The Nebraska lawmaker believes that the best way to combat the country's drug problem is to curb underage drinking because "you don't usually start out on methamphetamines, you don't start out on crack -- you start with alcohol. And then once you begin to develop a alcohol-dependent personality, you begin to medicate with alcohol or you'll use anything you can get your hands on."

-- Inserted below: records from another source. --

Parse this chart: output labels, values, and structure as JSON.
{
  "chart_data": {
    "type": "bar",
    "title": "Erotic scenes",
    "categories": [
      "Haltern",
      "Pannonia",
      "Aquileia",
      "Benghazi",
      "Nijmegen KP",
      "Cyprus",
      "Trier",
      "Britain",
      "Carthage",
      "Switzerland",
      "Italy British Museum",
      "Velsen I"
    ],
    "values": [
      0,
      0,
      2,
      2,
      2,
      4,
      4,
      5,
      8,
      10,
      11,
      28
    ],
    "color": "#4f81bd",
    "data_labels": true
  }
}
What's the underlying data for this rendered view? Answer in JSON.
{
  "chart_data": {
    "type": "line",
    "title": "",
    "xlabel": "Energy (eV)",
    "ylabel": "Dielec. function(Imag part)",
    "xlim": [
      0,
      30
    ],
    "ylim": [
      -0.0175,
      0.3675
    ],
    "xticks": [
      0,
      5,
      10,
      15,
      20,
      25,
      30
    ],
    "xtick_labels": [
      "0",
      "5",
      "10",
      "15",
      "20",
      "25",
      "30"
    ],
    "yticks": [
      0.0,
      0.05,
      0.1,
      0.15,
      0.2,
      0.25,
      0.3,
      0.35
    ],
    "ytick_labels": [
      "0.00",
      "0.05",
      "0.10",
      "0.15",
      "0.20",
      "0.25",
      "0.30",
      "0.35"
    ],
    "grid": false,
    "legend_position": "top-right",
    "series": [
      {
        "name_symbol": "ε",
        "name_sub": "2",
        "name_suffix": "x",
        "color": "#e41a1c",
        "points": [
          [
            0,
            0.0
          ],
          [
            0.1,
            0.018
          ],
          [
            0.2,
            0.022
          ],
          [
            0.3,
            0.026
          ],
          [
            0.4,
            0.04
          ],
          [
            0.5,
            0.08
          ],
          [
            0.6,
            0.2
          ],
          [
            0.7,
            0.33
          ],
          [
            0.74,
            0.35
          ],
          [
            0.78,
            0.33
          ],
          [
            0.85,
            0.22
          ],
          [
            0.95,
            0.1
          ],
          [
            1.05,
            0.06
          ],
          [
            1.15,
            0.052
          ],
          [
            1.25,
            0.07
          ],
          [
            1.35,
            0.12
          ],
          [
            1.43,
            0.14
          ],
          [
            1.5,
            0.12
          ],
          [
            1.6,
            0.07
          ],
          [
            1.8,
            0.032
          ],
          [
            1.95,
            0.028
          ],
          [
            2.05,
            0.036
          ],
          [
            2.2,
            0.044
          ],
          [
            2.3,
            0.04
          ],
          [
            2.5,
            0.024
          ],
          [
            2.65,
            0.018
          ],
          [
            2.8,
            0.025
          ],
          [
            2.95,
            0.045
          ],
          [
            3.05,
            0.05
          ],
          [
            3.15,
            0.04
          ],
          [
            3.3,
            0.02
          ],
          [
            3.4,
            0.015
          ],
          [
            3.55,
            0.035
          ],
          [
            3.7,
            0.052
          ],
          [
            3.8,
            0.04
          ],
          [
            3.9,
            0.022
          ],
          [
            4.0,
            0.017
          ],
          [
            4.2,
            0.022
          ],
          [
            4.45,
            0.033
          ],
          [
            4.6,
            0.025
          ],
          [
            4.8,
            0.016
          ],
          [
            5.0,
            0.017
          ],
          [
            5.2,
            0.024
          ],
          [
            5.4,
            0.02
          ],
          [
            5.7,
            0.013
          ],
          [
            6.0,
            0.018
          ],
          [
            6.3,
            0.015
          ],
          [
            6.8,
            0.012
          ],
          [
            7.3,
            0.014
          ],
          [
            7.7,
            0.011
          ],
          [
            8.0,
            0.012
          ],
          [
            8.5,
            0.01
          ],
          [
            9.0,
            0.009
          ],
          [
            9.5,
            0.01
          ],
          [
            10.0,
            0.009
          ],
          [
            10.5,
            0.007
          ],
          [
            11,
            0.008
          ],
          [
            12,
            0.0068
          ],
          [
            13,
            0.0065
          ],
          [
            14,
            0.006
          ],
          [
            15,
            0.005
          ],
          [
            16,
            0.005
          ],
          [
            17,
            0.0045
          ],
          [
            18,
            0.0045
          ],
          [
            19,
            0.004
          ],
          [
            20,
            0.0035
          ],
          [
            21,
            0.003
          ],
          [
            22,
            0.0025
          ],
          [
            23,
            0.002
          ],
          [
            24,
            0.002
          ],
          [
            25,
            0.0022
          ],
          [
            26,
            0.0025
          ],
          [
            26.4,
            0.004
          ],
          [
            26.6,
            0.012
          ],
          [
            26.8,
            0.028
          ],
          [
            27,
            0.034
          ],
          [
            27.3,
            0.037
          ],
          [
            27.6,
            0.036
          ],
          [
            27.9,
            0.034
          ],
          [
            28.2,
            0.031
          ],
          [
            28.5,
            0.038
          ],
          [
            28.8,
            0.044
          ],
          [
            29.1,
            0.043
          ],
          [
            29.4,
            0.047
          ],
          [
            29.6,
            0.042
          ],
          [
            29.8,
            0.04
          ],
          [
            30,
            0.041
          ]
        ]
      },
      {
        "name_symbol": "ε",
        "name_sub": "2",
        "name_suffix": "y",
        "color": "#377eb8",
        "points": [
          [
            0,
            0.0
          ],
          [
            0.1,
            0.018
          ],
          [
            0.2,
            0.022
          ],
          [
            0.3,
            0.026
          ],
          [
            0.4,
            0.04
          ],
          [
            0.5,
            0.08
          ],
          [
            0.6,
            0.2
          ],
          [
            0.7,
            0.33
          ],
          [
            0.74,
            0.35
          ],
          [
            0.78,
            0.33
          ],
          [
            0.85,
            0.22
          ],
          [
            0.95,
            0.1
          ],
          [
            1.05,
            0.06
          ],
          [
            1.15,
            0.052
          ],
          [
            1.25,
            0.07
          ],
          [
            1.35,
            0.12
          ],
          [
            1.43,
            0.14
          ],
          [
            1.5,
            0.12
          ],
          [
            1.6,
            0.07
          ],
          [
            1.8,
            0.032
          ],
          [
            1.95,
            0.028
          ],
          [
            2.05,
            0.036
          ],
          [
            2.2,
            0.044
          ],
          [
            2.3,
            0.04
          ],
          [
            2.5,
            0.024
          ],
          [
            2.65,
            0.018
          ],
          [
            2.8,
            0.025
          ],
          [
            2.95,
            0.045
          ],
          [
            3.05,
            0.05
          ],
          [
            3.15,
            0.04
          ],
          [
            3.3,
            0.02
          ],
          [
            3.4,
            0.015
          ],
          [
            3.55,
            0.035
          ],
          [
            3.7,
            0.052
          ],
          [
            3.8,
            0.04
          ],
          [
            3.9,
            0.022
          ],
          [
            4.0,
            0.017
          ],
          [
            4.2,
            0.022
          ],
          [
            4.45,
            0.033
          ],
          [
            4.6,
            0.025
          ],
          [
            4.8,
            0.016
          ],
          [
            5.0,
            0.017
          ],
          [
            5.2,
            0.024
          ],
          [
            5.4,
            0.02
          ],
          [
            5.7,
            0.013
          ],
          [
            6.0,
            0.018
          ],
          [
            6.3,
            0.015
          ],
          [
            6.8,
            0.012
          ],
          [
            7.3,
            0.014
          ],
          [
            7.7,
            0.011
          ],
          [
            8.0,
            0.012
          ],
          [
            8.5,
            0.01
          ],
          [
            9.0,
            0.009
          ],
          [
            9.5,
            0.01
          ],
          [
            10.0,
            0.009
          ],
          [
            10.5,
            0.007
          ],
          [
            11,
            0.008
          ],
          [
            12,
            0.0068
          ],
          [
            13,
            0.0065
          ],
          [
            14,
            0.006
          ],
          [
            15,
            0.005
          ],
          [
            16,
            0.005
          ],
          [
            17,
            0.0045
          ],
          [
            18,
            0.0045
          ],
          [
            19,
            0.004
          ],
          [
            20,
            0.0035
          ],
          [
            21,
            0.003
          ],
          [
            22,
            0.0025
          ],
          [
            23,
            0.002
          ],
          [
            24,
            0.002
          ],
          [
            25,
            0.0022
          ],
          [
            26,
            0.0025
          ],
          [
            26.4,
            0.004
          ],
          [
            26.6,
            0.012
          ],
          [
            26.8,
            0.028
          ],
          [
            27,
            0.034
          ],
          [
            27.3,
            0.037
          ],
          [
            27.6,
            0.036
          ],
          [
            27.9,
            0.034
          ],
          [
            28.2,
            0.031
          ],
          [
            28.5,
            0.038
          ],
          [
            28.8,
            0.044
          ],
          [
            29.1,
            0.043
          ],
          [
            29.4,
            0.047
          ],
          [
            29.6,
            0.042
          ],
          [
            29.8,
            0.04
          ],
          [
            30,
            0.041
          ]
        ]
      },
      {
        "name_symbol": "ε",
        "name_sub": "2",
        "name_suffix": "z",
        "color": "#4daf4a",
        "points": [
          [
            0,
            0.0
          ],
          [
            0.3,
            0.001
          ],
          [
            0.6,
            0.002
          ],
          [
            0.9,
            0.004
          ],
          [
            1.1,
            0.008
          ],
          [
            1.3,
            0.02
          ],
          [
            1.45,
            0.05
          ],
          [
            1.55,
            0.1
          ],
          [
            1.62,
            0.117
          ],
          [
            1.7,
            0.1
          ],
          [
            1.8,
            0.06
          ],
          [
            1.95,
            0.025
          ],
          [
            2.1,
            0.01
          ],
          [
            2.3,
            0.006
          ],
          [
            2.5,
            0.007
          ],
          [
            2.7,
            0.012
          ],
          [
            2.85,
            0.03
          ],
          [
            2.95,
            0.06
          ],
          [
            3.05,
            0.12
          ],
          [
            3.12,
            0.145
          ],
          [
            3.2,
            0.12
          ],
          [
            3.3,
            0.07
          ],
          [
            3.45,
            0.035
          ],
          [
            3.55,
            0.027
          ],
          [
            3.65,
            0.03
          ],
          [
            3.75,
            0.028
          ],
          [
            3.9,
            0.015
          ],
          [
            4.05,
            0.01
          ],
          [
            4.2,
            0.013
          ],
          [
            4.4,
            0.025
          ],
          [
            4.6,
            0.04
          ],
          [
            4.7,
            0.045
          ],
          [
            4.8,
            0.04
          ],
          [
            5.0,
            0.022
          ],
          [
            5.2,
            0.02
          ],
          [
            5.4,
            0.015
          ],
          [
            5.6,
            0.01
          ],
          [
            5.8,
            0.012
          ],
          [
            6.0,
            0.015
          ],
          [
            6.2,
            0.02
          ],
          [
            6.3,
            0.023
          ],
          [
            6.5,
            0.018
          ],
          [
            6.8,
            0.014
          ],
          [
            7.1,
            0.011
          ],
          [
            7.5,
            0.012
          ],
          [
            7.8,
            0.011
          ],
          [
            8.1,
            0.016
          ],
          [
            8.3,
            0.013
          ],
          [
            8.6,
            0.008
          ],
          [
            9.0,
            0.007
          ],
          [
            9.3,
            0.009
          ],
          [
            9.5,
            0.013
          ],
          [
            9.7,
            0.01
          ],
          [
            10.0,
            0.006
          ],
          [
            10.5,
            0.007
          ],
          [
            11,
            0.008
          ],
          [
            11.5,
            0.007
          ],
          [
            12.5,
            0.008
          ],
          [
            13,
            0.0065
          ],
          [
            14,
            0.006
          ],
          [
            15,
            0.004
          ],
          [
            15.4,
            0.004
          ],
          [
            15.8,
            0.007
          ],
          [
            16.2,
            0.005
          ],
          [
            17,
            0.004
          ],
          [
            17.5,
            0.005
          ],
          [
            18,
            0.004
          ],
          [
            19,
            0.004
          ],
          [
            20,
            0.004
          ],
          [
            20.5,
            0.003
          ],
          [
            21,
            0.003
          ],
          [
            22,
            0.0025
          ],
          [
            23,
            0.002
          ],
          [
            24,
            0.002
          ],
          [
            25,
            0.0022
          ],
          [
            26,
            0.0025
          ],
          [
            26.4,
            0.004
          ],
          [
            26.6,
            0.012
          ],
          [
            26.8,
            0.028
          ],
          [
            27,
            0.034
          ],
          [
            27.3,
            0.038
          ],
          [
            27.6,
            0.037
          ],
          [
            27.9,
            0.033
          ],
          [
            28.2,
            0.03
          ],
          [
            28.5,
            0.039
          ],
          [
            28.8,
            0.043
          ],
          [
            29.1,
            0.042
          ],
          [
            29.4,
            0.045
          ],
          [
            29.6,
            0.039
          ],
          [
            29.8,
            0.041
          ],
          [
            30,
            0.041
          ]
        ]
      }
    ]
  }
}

The former football coach says he was disturbed to find out that today's average young person starts drinking at age 12, and teenagers tend to drink twice as much per sitting as adults. Beer ads, he says, send the wrong message to young sports viewers.
"We have a lot of [young children and teens] who watch NCAA sports. They idolize those athletes," Osborne says. He believes those young fans see a "subtle connection" between the athletes and the advertisements that usually depict young people who are "attractive and having a good time."
Congressman Osborne says the NCAA is viable enough it can sell advertising elsewhere.